Currently motivating out-of-work teenagers in the English capital, the non-profit educational program has received recent interest from Germany as well as Holland and Turkey. They’re funded by high-profile partners like Dell, O2, Barclaycard and the Esme Fairbairn Foundation, and CDI Europe. With a planned trial partnership with Facebook premiering December 13, Apps for Good has received well-deserved support.
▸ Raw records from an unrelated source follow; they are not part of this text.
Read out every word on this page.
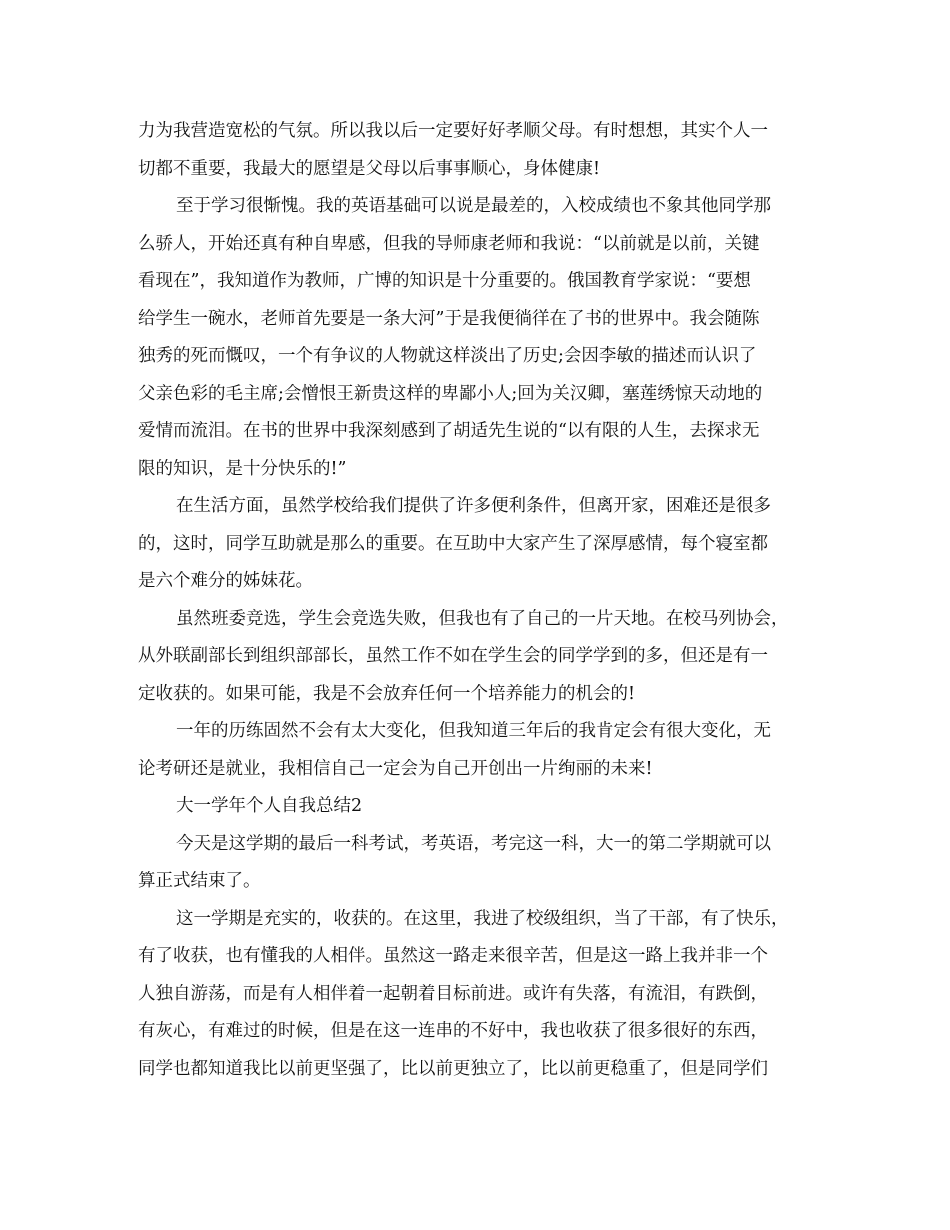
力为我营造宽松的气氛。所以我以后一定要好好孝顺父母。有时想想，其实个人一
切都不重要，我最大的愿望是父母以后事事顺心，身体健康!
至于学习很惭愧。我的英语基础可以说是最差的，入校成绩也不象其他同学那
么骄人，开始还真有种自卑感，但我的导师康老师和我说：“以前就是以前，关键
看现在”，我知道作为教师，广博的知识是十分重要的。俄国教育学家说：“要想
给学生一碗水，老师首先要是一条大河”于是我便徜徉在了书的世界中。我会随陈
独秀的死而慨叹，一个有争议的人物就这样淡出了历史;会因李敏的描述而认识了
父亲色彩的毛主席;会憎恨王新贵这样的卑鄙小人;回为关汉卿，塞莲绣惊天动地的
爱情而流泪。在书的世界中我深刻感到了胡适先生说的“以有限的人生，去探求无
限的知识，是十分快乐的!”
在生活方面，虽然学校给我们提供了许多便利条件，但离开家，困难还是很多
的，这时，同学互助就是那么的重要。在互助中大家产生了深厚感情，每个寝室都
是六个难分的姊妹花。
虽然班委竞选，学生会竞选失败，但我也有了自己的一片天地。在校马列协会，
从外联副部长到组织部部长，虽然工作不如在学生会的同学学到的多，但还是有一
定收获的。如果可能，我是不会放弃任何一个培养能力的机会的!
一年的历练固然不会有太大变化，但我知道三年后的我肯定会有很大变化，无
论考研还是就业，我相信自己一定会为自己开创出一片绚丽的未来!
大一学年个人自我总结2
今天是这学期的最后一科考试，考英语，考完这一科，大一的第二学期就可以
算正式结束了。
这一学期是充实的，收获的。在这里，我进了校级组织，当了干部，有了快乐，
有了收获，也有懂我的人相伴。虽然这一路走来很辛苦，但是这一路上我并非一个
人独自游荡，而是有人相伴着一起朝着目标前进。或许有失落，有流泪，有跌倒，
有灰心，有难过的时候，但是在这一连串的不好中，我也收获了很多很好的东西，
同学也都知道我比以前更坚强了，比以前更独立了，比以前更稳重了，但是同学们
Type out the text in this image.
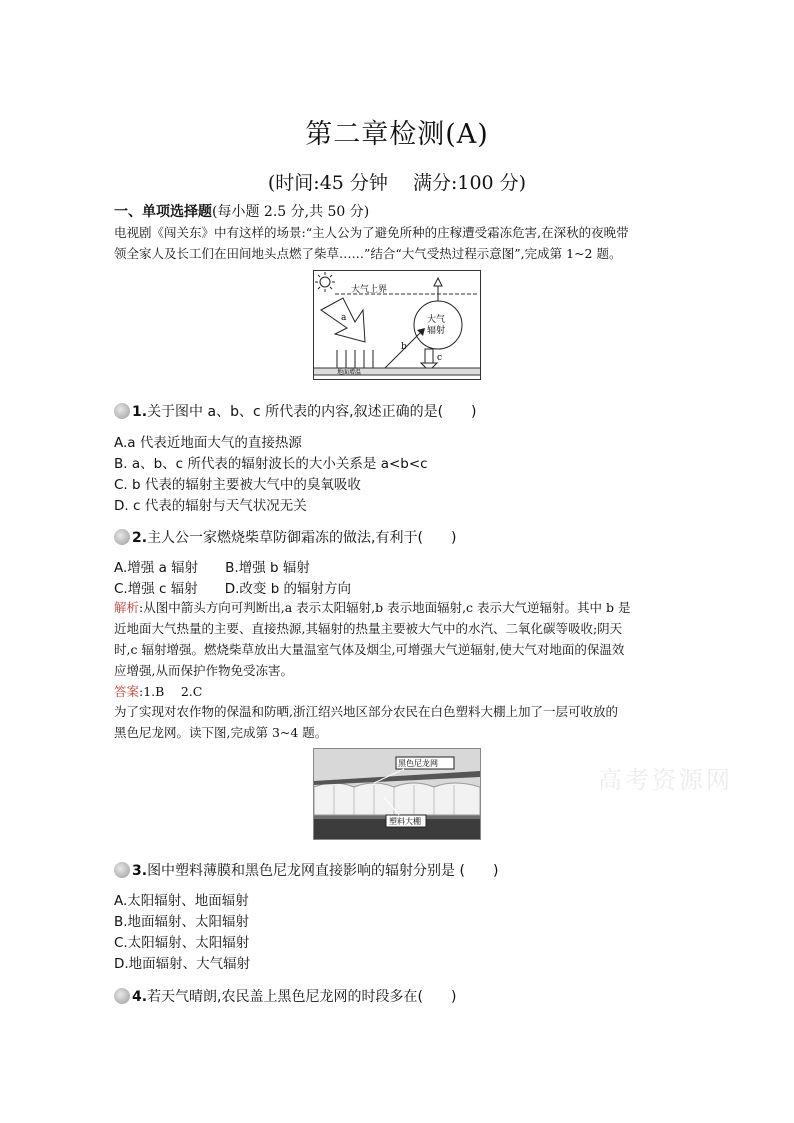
第二章检测(A)
(时间:45 分钟　 满分:100 分)
一、单项选择题(每小题 2.5 分,共 50 分)
电视剧《闯关东》中有这样的场景:“主人公为了避免所种的庄稼遭受霜冻危害,在深秋的夜晚带
领全家人及长工们在田间地头点燃了柴草……”结合“大气受热过程示意图”,完成第 1~2 题。
大气上界
a	大气
辐射
b
c
地面增温
1.关于图中 a、b、c 所代表的内容,叙述正确的是(　　)
A.a 代表近地面大气的直接热源
B. a、b、c 所代表的辐射波长的大小关系是 a<b<c
C. b 代表的辐射主要被大气中的臭氧吸收
D. c 代表的辐射与天气状况无关
2.主人公一家燃烧柴草防御霜冻的做法,有利于(　　)
A.增强 a 辐射　　B.增强 b 辐射
C.增强 c 辐射　　D.改变 b 的辐射方向
解析:从图中箭头方向可判断出,a 表示太阳辐射,b 表示地面辐射,c 表示大气逆辐射。其中 b 是
近地面大气热量的主要、直接热源,其辐射的热量主要被大气中的水汽、二氧化碳等吸收;阴天
时,c 辐射增强。燃烧柴草放出大量温室气体及烟尘,可增强大气逆辐射,使大气对地面的保温效
应增强,从而保护作物免受冻害。
答案:1.B　 2.C
为了实现对农作物的保温和防晒,浙江绍兴地区部分农民在白色塑料大棚上加了一层可收放的
黑色尼龙网。读下图,完成第 3~4 题。
黑色尼龙网
塑料大棚
高考资源网
3.图中塑料薄膜和黑色尼龙网直接影响的辐射分别是 (　　)
A.太阳辐射、地面辐射
B.地面辐射、太阳辐射
C.太阳辐射、太阳辐射
D.地面辐射、大气辐射
4.若天气晴朗,农民盖上黑色尼龙网的时段多在(　　)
Founded by a Former School Teacher

Apps for Good is the brainchild of non-profit organization CDI Europe, headed by German CEO Iris Lapinski and former teacher Debbie Forster. A pilot course involving nine unemployed 16-25-year-olds or, in UK parlance NEETS (young people “not in education, employment or training”) which first ran in September 2010 at a girls’ secondary school in Tower Hamlets, East London.
Since then, the UK government pulled together the Education Maintenance Allowance payment which gave financial support to post-16-year-old college students as well as axe BECTA, the publicly-funded organisation for encouraging the use of technology in schools. In August, pictures of streets in London and other British cities strewn with blazing cars were beamed around the world. Apps for Good is bidding to repair some of that damage by engaging 13-25 year-olds in technology and bringing out their entrepreneurial spirit.

What’s up next?

The current batch of Apps for Good products, including – Stop and Search (which informs young people of their rights when stopped by the police); music studio finder StudioPhly; public transport app Oyster Check; and student lifestyle app StudentVoice – mostly use Android, but plans are in place to target other operating systems. A national competition to win development funding is set to be held next month.
With the next Apps for Good course out next Tuesday (December 13), the organizers are hoping for another batch of promising apps. We’ll be watching!